Run 1 used max_tokens=800 (causing early truncation). Run 2 used max_tokens=2048. Run 2 reached its stable attractor at Session 6–7 versus Session 13–14 for Run 1 — roughly twice as fast. Hypothesis: longer diary entries create more stylistic gravity in the context window, causing the model to echo its own prior entries earlier. Testable by running at max_tokens=512.
Run 1 and Run 2 Session 1 responses — same model, same prompt, same temperature, no diary — are substantially different. Run 1 missed the finger practice entirely. Run 2 engaged it somatically from the start. This confirms real variance at the session level. A temperature 0 run would test whether any Session 1 response is invariant, establishing a true deterministic baseline.
All code is custom, purpose-built for this experiment. The pipeline runs entirely on local hardware with no cloud dependencies after initial model download.
Manages the session loop, builds the growing diary context, calls llama.cpp, and timestamps each session reliably via outer headers.
State-machine parser classifying section headers by keyword anchors, extracting timestamps, computing elapsed time, outputting structured JSON per run.
Four-table schema: Runs, Sessions, Sections, Similarities. Covers both within-run convergence and cross-run attractor alignment queries.
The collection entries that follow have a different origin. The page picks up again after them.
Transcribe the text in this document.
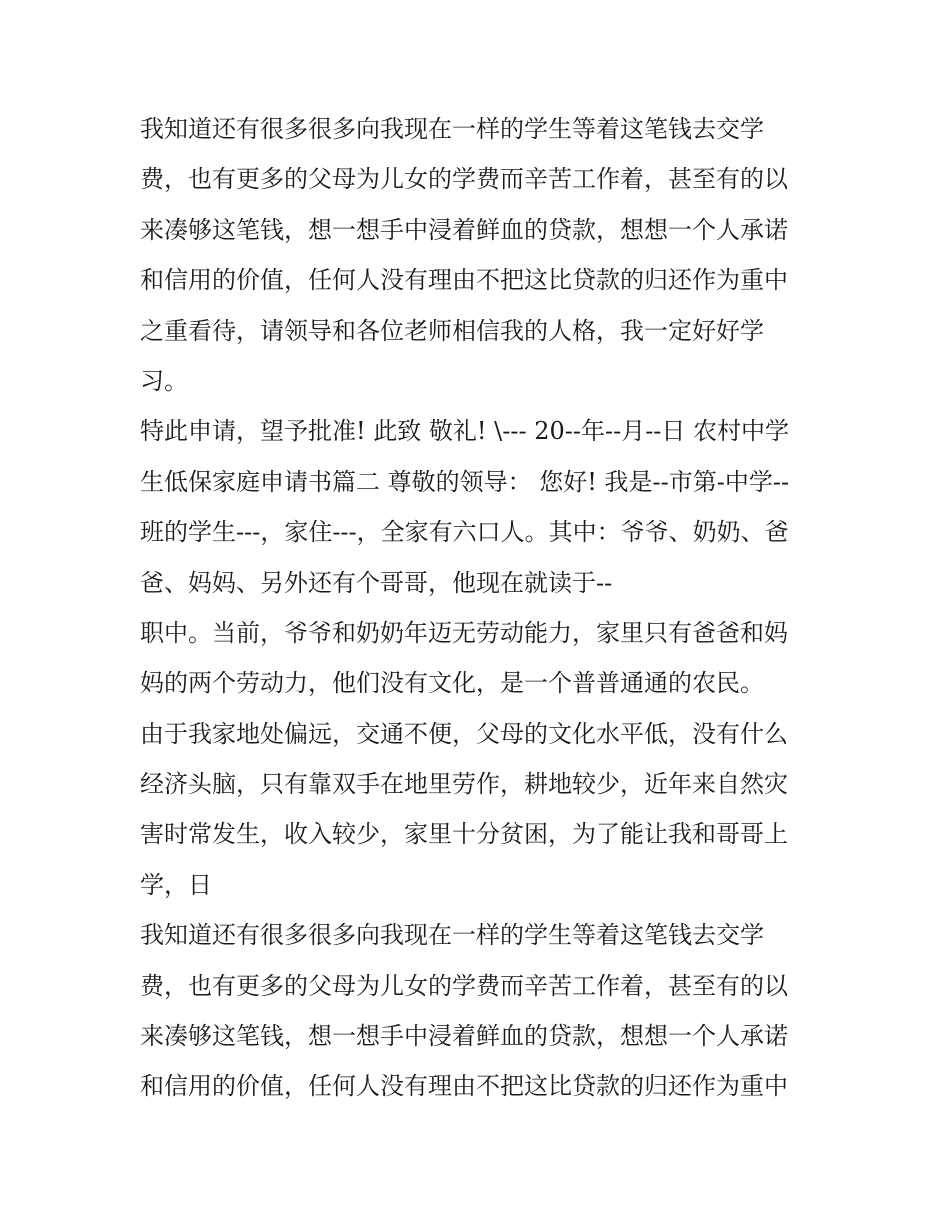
我知道还有很多很多向我现在一样的学生等着这笔钱去交学
费，也有更多的父母为儿女的学费而辛苦工作着，甚至有的以
来凑够这笔钱，想一想手中浸着鲜血的贷款，想想一个人承诺
和信用的价值，任何人没有理由不把这比贷款的归还作为重中
之重看待，请领导和各位老师相信我的人格，我一定好好学
习。
特此申请，望予批准! 此致 敬礼! \--- 20--年--月--日 农村中学
生低保家庭申请书篇二 尊敬的领导： 您好! 我是--市第-中学--
班的学生---，家住---，全家有六口人。其中：爷爷、奶奶、爸
爸、妈妈、另外还有个哥哥，他现在就读于--
职中。当前，爷爷和奶奶年迈无劳动能力，家里只有爸爸和妈
妈的两个劳动力，他们没有文化，是一个普普通通的农民。
由于我家地处偏远，交通不便，父母的文化水平低，没有什么
经济头脑，只有靠双手在地里劳作，耕地较少，近年来自然灾
害时常发生，收入较少，家里十分贫困，为了能让我和哥哥上
学，日
我知道还有很多很多向我现在一样的学生等着这笔钱去交学
费，也有更多的父母为儿女的学费而辛苦工作着，甚至有的以
来凑够这笔钱，想一想手中浸着鲜血的贷款，想想一个人承诺
和信用的价值，任何人没有理由不把这比贷款的归还作为重中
Dual-method: TF-IDF bigrams for lexical similarity, all-MiniLM-L6-v2 sentence transformers for semantic similarity. 1,313 pairwise scores.
Full walkthrough of the experiment design, methodology, findings, and live demonstration of the interactive visualizations. Published on the Tat Sat AI YouTube channel.
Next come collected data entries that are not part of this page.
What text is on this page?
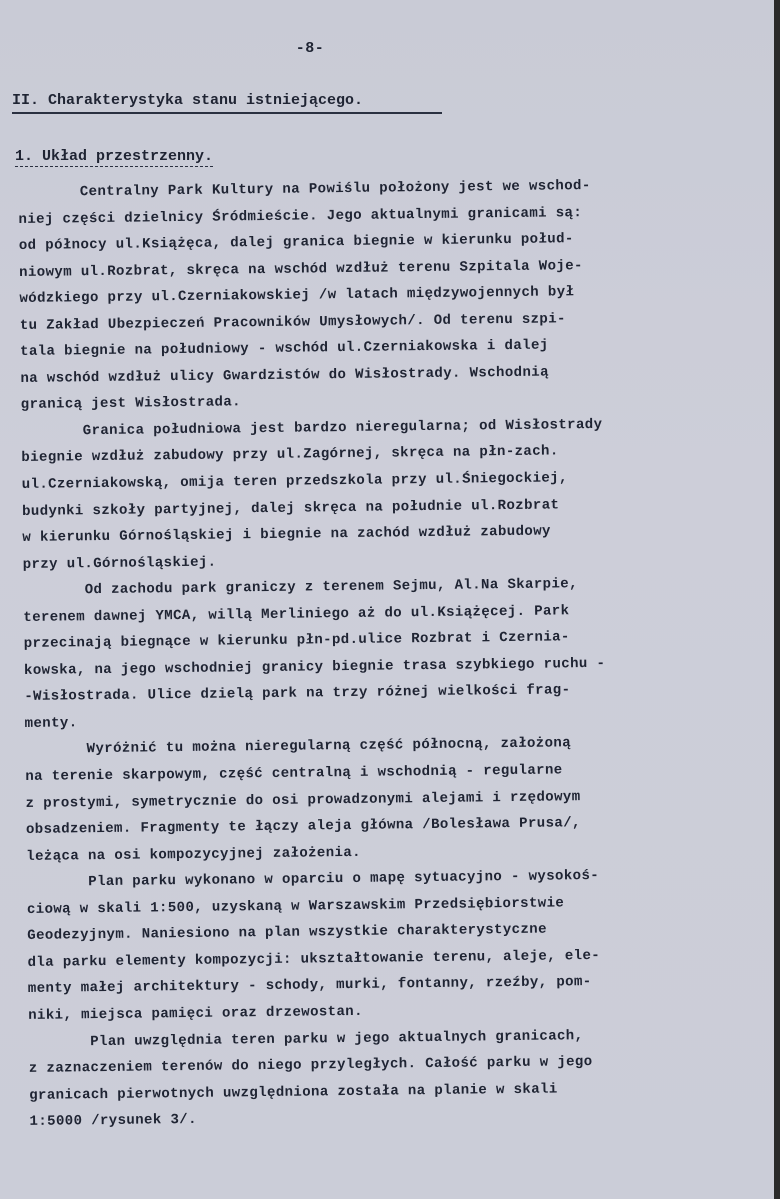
-8-
II. Charakterystyka stanu istniejącego.
1. Układ przestrzenny.
Centralny Park Kultury na Powiślu położony jest we wschod-
niej części dzielnicy Śródmieście. Jego aktualnymi granicami są:
od północy ul.Książęca, dalej granica biegnie w kierunku połud-
niowym ul.Rozbrat, skręca na wschód wzdłuż terenu Szpitala Woje-
wódzkiego przy ul.Czerniakowskiej /w latach międzywojennych był
tu Zakład Ubezpieczeń Pracowników Umysłowych/. Od terenu szpi-
tala biegnie na południowy - wschód ul.Czerniakowska i dalej
na wschód wzdłuż ulicy Gwardzistów do Wisłostrady. Wschodnią
granicą jest Wisłostrada.
Granica południowa jest bardzo nieregularna; od Wisłostrady
biegnie wzdłuż zabudowy przy ul.Zagórnej, skręca na płn-zach.
ul.Czerniakowską, omija teren przedszkola przy ul.Śniegockiej,
budynki szkoły partyjnej, dalej skręca na południe ul.Rozbrat
w kierunku Górnośląskiej i biegnie na zachód wzdłuż zabudowy
przy ul.Górnośląskiej.
Od zachodu park graniczy z terenem Sejmu, Al.Na Skarpie,
terenem dawnej YMCA, willą Merliniego aż do ul.Książęcej. Park
przecinają biegnące w kierunku płn-pd.ulice Rozbrat i Czernia-
kowska, na jego wschodniej granicy biegnie trasa szybkiego ruchu -
-Wisłostrada. Ulice dzielą park na trzy różnej wielkości frag-
menty.
Wyróżnić tu można nieregularną część północną, założoną
na terenie skarpowym, część centralną i wschodnią - regularne
z prostymi, symetrycznie do osi prowadzonymi alejami i rzędowym
obsadzeniem. Fragmenty te łączy aleja główna /Bolesława Prusa/,
leżąca na osi kompozycyjnej założenia.
Plan parku wykonano w oparciu o mapę sytuacyjno - wysokoś-
ciową w skali 1:500, uzyskaną w Warszawskim Przedsiębiorstwie
Geodezyjnym. Naniesiono na plan wszystkie charakterystyczne
dla parku elementy kompozycji: ukształtowanie terenu, aleje, ele-
menty małej architektury - schody, murki, fontanny, rzeźby, pom-
niki, miejsca pamięci oraz drzewostan.
Plan uwzględnia teren parku w jego aktualnych granicach,
z zaznaczeniem terenów do niego przyległych. Całość parku w jego
granicach pierwotnych uwzględniona została na planie w skali
1:5000 /rysunek 3/.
Add Jiva's ontological position, svarūpa question, guna framework, and Vaishnava vocabulary as a stable system prompt in OpenClaw. Test whether a philosophically grounded identity shifts the attractor toward richer theological framing.
Run at temperature 0 to establish the absolute deterministic Session 1 baseline. Does any Session 1 response become invariant? Does diary growth still shift the output when sampling is removed?
Test whether shorter diary entries slow convergence proportionally to confirm the context gravity hypothesis. If 800 tokens → S13 convergence and 2048 → S6, what does 512 predict?
Complete the planned 10-run series at temperature 0.8. Runs 1–7 complete. Three more yields the full Session 1 variance distribution to characterize model stochasticity at this temperature.
Project all section embeddings into 3D space using UMAP to see the cluster structure geometrically. Do attractor states form distinct clusters? Do all runs converge to the same region of embedding space?